In 2004, Larry Page and Sergey Brin gave an extensive interview to the magazine that threatened to derail the search engine’s Nasdaq initial public offering, disrupting a pre-flotation “quiet period” in which executives are meant to stay silent.
Ultimately, the storm passed. But Page’s comments during the interview have since hung over the company.
“We want to get you out of Google and to the right place as fast as possible,” Page said.
At the time, Google was known for its “10 blue links”. The company prided itself on a slick, uncluttered interface that produced better search results than its myriad rivals, which at the time were attempting to stuff search results with their own services.
“Most portals show their own content above content elsewhere on the web,” Page said. “We feel that’s a conflict of interest, analogous to taking money for search results.”
Today, critics say this philosophy has been dropped. No Google search only features 10 blue links, and Google’s own services, from shopping to YouTube videos, feature prominently at the top of its results.
Increasingly, the company’s “AI overviews” and more detailed “AI mode”, both generated by artificial intelligence, answer questions without the user needing to leave the page.
The company took the latest step down this path last week. Google will allow users to ask follow-up questions of its AI overviews, which may further reduce the incentive to click through to websites. Search results will also allow people to build mini-apps and “agents” that can scour the web on your behalf, booking restaurants or hotel rooms on your behalf.
“We’re entering the era of search agents,” Elizabeth Reid, the head of Google Search, said.
Critics believe we are approaching “Google Zero”: a future in which Google stops sending users to external websites and instead keeps them on its site indefinitely.
The features have been popular. Sundar Pichai, the chief executive of Google, said 2.5 billion people are seeing AI overviews, and 1 billion are using AI mode.
These features allow Google to maintain its grip on consumers’ attention and keep them away from rival AI systems such as ChatGPT, and Claude from Anthropic.
“Google is leveraging its captive audience for search to keep them engaged with AI [features] to keep them on their platform longer rather than have them move over to ChatGPT or Claude,” says Gadjo Sevilla, an analyst at eMarketer. “It is pushing to be the default consumer AI through Google Search’s dominance.”

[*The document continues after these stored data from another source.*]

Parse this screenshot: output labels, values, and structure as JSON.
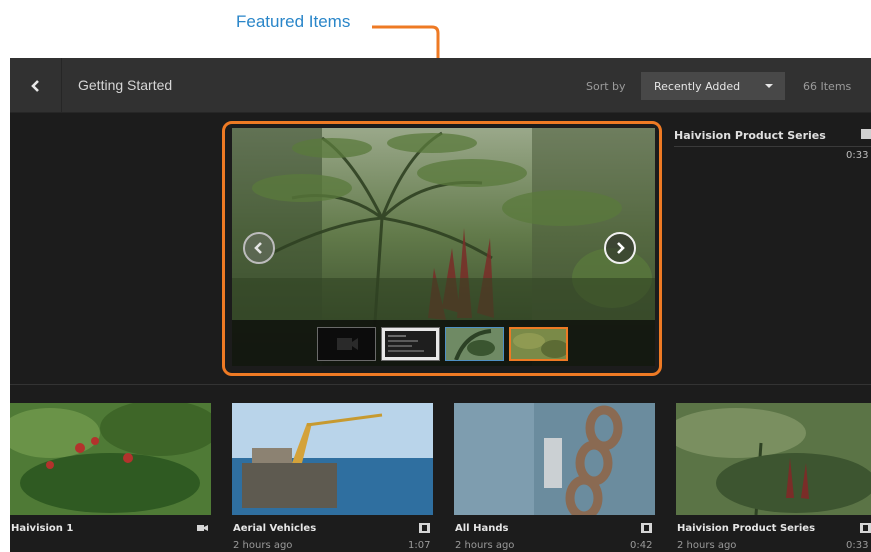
{
  "annotation": {
    "label": "Featured Items",
    "color": "#2a86c9",
    "highlight_color": "#ee7a24"
  },
  "header": {
    "back_icon": "chevron-left-icon",
    "title": "Getting Started",
    "sort_label": "Sort by",
    "sort_value": "Recently Added",
    "item_count": "66 Items"
  },
  "featured": {
    "prev_icon": "chevron-left-circle-icon",
    "next_icon": "chevron-right-circle-icon",
    "thumbnails": [
      "camera-thumb",
      "screen-thumb",
      "fern-thumb",
      "jungle-thumb"
    ],
    "selected_thumb_index": 3
  },
  "side_item": {
    "title": "Haivision Product Series",
    "duration": "0:33",
    "icon": "media-icon"
  },
  "cards": [
    {
      "title": "Haivision 1",
      "age": "",
      "duration": "",
      "icon": "camera-icon"
    },
    {
      "title": "Aerial Vehicles",
      "age": "2 hours ago",
      "duration": "1:07",
      "icon": "media-icon"
    },
    {
      "title": "All Hands",
      "age": "2 hours ago",
      "duration": "0:42",
      "icon": "media-icon"
    },
    {
      "title": "Haivision Product Series",
      "age": "2 hours ago",
      "duration": "0:33",
      "icon": "media-icon"
    }
  ]
}
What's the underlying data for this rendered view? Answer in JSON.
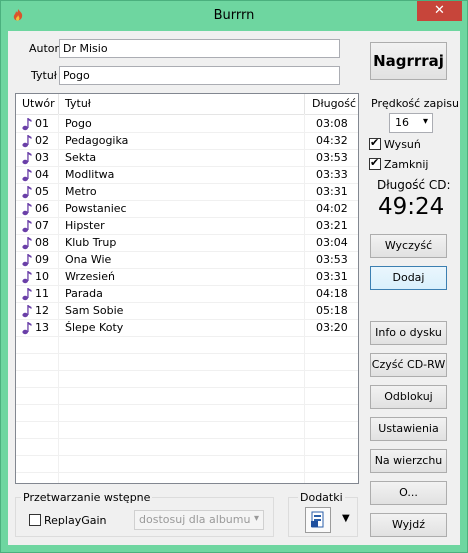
{
  "window": {
    "title": "Burrrn",
    "close_glyph": "✕"
  },
  "fields": {
    "author_label": "Autor",
    "author_value": "Dr Misio",
    "title_label": "Tytuł",
    "title_value": "Pogo"
  },
  "tracklist": {
    "columns": [
      "Utwór",
      "Tytuł",
      "Długość"
    ],
    "rows": [
      {
        "num": "01",
        "title": "Pogo",
        "length": "03:08"
      },
      {
        "num": "02",
        "title": "Pedagogika",
        "length": "04:32"
      },
      {
        "num": "03",
        "title": "Sekta",
        "length": "03:53"
      },
      {
        "num": "04",
        "title": "Modlitwa",
        "length": "03:33"
      },
      {
        "num": "05",
        "title": "Metro",
        "length": "03:31"
      },
      {
        "num": "06",
        "title": "Powstaniec",
        "length": "04:02"
      },
      {
        "num": "07",
        "title": "Hipster",
        "length": "03:21"
      },
      {
        "num": "08",
        "title": "Klub Trup",
        "length": "03:04"
      },
      {
        "num": "09",
        "title": "Ona Wie",
        "length": "03:53"
      },
      {
        "num": "10",
        "title": "Wrzesień",
        "length": "03:31"
      },
      {
        "num": "11",
        "title": "Parada",
        "length": "04:18"
      },
      {
        "num": "12",
        "title": "Sam Sobie",
        "length": "05:18"
      },
      {
        "num": "13",
        "title": "Ślepe Koty",
        "length": "03:20"
      }
    ]
  },
  "right": {
    "burn_label": "Nagrrraj",
    "speed_label": "Prędkość zapisu",
    "speed_value": "16",
    "eject_label": "Wysuń",
    "eject_checked": true,
    "close_label": "Zamknij",
    "close_checked": true,
    "cd_length_label": "Długość CD:",
    "cd_length_value": "49:24",
    "clear_label": "Wyczyść",
    "add_label": "Dodaj",
    "disc_info_label": "Info o dysku",
    "erase_label": "Czyść CD-RW",
    "unlock_label": "Odblokuj",
    "settings_label": "Ustawienia",
    "ontop_label": "Na wierzchu",
    "about_label": "O...",
    "exit_label": "Wyjdź"
  },
  "preprocess": {
    "group_label": "Przetwarzanie wstępne",
    "replaygain_label": "ReplayGain",
    "replaygain_checked": false,
    "mode_value": "dostosuj dla albumu"
  },
  "addons": {
    "group_label": "Dodatki"
  },
  "colors": {
    "frame": "#6ed6a0",
    "close": "#c7453a",
    "note": "#6a3fa8"
  }
}
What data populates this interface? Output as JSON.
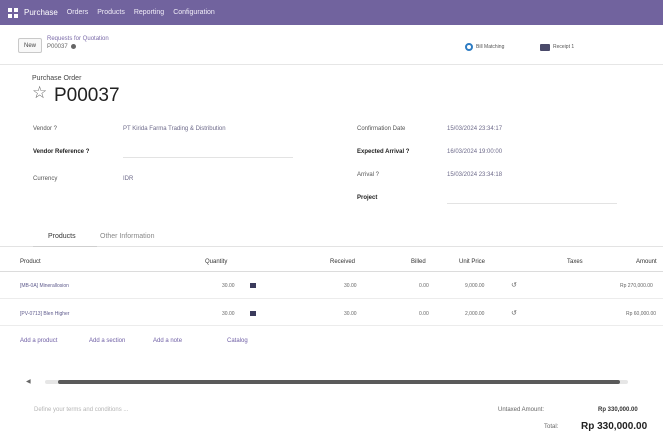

Niamh Burns, of Enders Analysis, says the latest changes mean “consumers can offload more and more of their cognitive effort, and their website visits, to AI”.
Yet, there is a downside. For websites that have spent years relying on Google traffic, the changes represent a heavy blow.
In a report published earlier this year, the Reuters Institute found that traffic to news websites from Google’s search engine plunged by a third in 2025. Industry bosses said they expected traffic to fall a further 43 per cent in the next three years.
Johannes Beus, of search-engine optimisation company Sistrix, says that appearing first in Google search results typically means users will click the link 27 per cent of the time. But when those results feature AI overviews, this drops to 11 per cent.
Beus predicts this percentage will continue to fall as more efficient software makes it less computationally intensive to deliver AI answers. “Zero-click searches will continue to expand,” he says.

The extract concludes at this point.